Iwo i Nela chcą być razem i uciec gdzieś, gdzie będą mogli przetrwać ten trudny czas. Strach i pośpiech, który im towarzyszy wymusza na nich pochopne i nieprzemyślane decyzje, w których konsekwencji nasi młodzi zostają rozdzieleni. Nie mają pewności, czy to drugie żyje i czy kiedykolwiek uda im się jeszcze spotkać.

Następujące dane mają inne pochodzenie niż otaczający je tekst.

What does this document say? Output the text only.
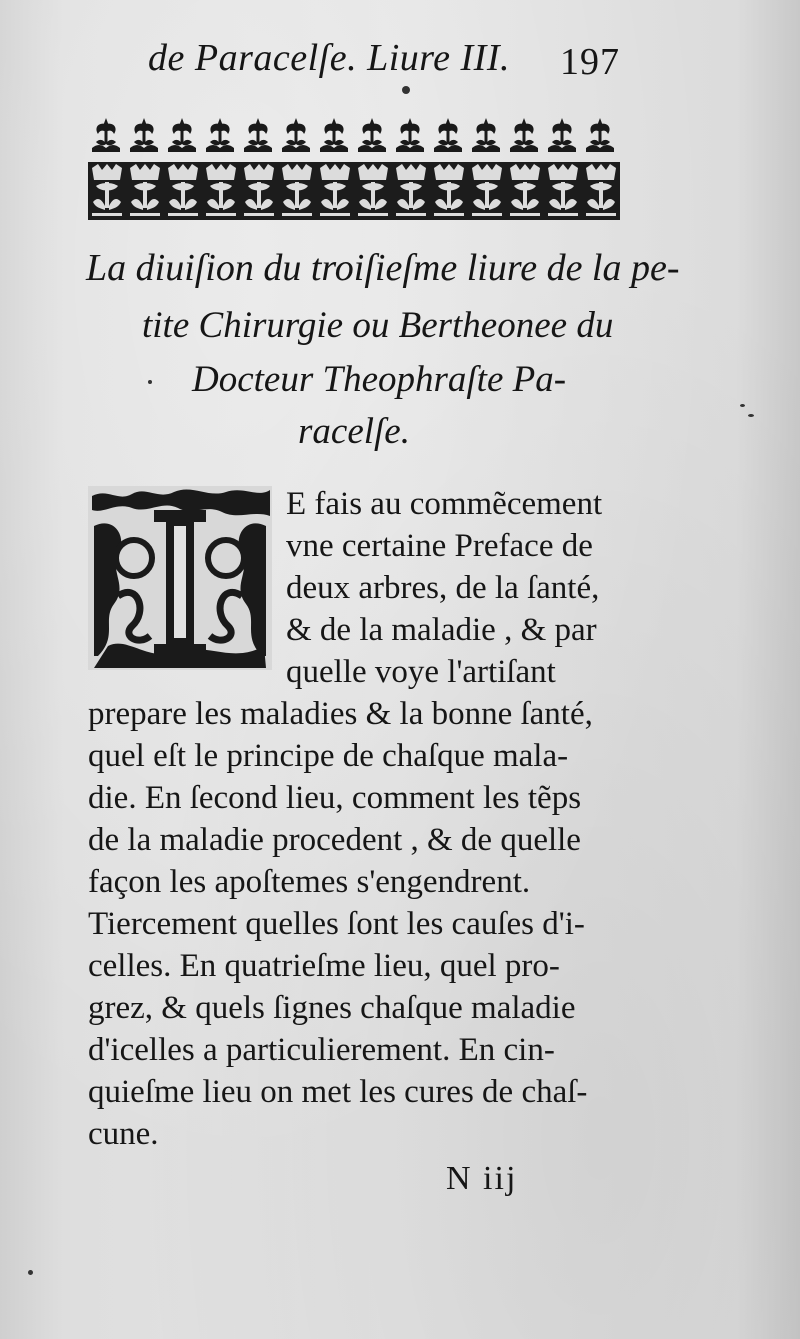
de Paracelſe. Liure III. 197
La diuiſion du troiſieſme liure de la pe-
tite Chirurgie ou Bertheonee du
Docteur Theophraſte Pa-
racelſe.
E fais au commẽcement
vne certaine Preface de
deux arbres, de la ſanté,
& de la maladie , & par
quelle voye l'artiſant
prepare les maladies & la bonne ſanté,
quel eſt le principe de chaſque mala-
die. En ſecond lieu, comment les tẽps
de la maladie procedent , & de quelle
façon les apoſtemes s'engendrent.
Tiercement quelles ſont les cauſes d'i-
celles. En quatrieſme lieu, quel pro-
grez, & quels ſignes chaſque maladie
d'icelles a particulierement. En cin-
quieſme lieu on met les cures de chaſ-
cune.
N iij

My czytelnicy od początku wiemy, co się z nimi dzieje, gdyż fabuła powieści została podzielona w taki sposób, abyśmy mogli naprzemiennie być częścią nowej i bolesnej rzeczywistości każdego z nich. Ta część w głównej mierze została poświęcona staraniom Neli zmierzającym do odnalezienia Iwa. Z wiadomych przyczyn zarówno sama dziewczyna ma świadomość, jak wiele ryzykuje, chcąc odnaleźć i pomóc komuś, kto przez naród panów, jak nazywają siebie Niemcy, uważany jest za niegodnych życia i istnienia. Mało tego, którego ślub miała nadzieję uniknąć, mając za sprzymierzeńca czas wojny, wydaje się nieunikniony, a ona nie wie, jak wydostać się z sideł, w które wpadła.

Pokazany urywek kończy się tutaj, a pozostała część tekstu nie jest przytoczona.